Clear Out the Cobwebs


Clearing out the cobwebs is different than pushing aside unwanted thoughts. Clearing out the cobwebs is what my husband and I call taking care of nagging tasks. If there’s something you’ve been putting off, say something you pushed to the side while creating your bubble, find the time to take care of it. It could be anything from a growing pile of dishes to that tax form you haven’t finished. Sometimes I am surprised how small my cobwebs are, but how massive the relief can be when I clear them out. For instance, chipped nail polish may not be at the forefront of my mind but immediately my subconscious launches into, “That looks terrible… When will I ever have time to paint them and actually sit for long enough to let them dry?” Taking 30 minutes after bedtime one night instantly clears that cobweb and brings a breath of fresh air. Unchecked cobwebs, however, can fester and create an underlying stress that can erupt at the smallest infraction. Do not put your partner or your kids through that.

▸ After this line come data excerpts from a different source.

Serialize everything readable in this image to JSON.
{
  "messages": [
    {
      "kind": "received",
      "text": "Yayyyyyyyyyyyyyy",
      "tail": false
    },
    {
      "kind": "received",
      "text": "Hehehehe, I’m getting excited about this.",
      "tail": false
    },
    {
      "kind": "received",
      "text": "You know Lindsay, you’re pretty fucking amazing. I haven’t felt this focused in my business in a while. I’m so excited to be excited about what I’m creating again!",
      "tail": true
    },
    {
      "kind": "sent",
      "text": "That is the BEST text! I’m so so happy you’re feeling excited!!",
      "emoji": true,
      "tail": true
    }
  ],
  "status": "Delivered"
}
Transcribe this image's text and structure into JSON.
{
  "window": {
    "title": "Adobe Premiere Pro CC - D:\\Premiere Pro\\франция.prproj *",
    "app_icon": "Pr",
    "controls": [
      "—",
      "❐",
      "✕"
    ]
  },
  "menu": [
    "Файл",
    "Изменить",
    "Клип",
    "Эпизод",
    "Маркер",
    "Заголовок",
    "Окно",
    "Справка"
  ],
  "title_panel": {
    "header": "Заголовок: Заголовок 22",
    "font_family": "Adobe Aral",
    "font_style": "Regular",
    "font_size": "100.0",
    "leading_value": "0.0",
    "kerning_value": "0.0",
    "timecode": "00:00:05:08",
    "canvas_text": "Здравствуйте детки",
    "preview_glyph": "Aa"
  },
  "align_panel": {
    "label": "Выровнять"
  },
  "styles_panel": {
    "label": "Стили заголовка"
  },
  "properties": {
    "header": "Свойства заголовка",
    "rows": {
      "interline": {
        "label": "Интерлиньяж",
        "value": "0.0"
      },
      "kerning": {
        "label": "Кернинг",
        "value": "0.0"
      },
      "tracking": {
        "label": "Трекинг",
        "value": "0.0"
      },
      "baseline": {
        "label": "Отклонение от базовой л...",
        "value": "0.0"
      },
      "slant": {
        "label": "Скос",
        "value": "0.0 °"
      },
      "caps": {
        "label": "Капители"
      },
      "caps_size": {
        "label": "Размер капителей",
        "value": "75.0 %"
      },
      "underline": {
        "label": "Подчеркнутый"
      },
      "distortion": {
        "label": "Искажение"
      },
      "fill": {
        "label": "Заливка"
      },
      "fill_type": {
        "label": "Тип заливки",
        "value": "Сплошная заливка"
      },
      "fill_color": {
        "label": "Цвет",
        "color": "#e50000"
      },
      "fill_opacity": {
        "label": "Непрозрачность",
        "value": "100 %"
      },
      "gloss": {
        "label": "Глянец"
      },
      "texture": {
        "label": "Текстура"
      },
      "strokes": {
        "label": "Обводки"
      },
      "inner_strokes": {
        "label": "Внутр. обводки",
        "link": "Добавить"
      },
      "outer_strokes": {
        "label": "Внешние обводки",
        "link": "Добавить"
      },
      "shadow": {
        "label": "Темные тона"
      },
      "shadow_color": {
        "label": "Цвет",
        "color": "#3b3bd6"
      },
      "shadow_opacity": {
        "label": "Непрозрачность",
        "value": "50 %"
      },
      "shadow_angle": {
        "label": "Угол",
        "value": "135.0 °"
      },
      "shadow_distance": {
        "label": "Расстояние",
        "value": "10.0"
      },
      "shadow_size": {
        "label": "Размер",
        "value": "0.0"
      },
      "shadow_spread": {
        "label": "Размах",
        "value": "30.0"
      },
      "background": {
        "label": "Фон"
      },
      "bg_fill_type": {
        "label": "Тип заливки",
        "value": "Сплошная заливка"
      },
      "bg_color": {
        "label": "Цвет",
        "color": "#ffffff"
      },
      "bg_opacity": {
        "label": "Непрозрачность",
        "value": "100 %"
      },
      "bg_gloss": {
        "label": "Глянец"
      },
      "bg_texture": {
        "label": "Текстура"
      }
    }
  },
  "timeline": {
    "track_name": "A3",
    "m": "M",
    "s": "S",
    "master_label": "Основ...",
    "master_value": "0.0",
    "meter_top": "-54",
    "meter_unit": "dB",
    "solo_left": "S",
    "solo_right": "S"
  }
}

Just clear out the cobwebs so you’re free to enjoy the bubble.


I will be thrilled when this pandemic ends and I can go back to work. Still, I will miss the time when the world stood still. I will hold these lessons close and hope they help me be the best mom I can be. As parents we do not have to be perfect, we just have to be present. If you give your kids the gift of your presence you will both benefit.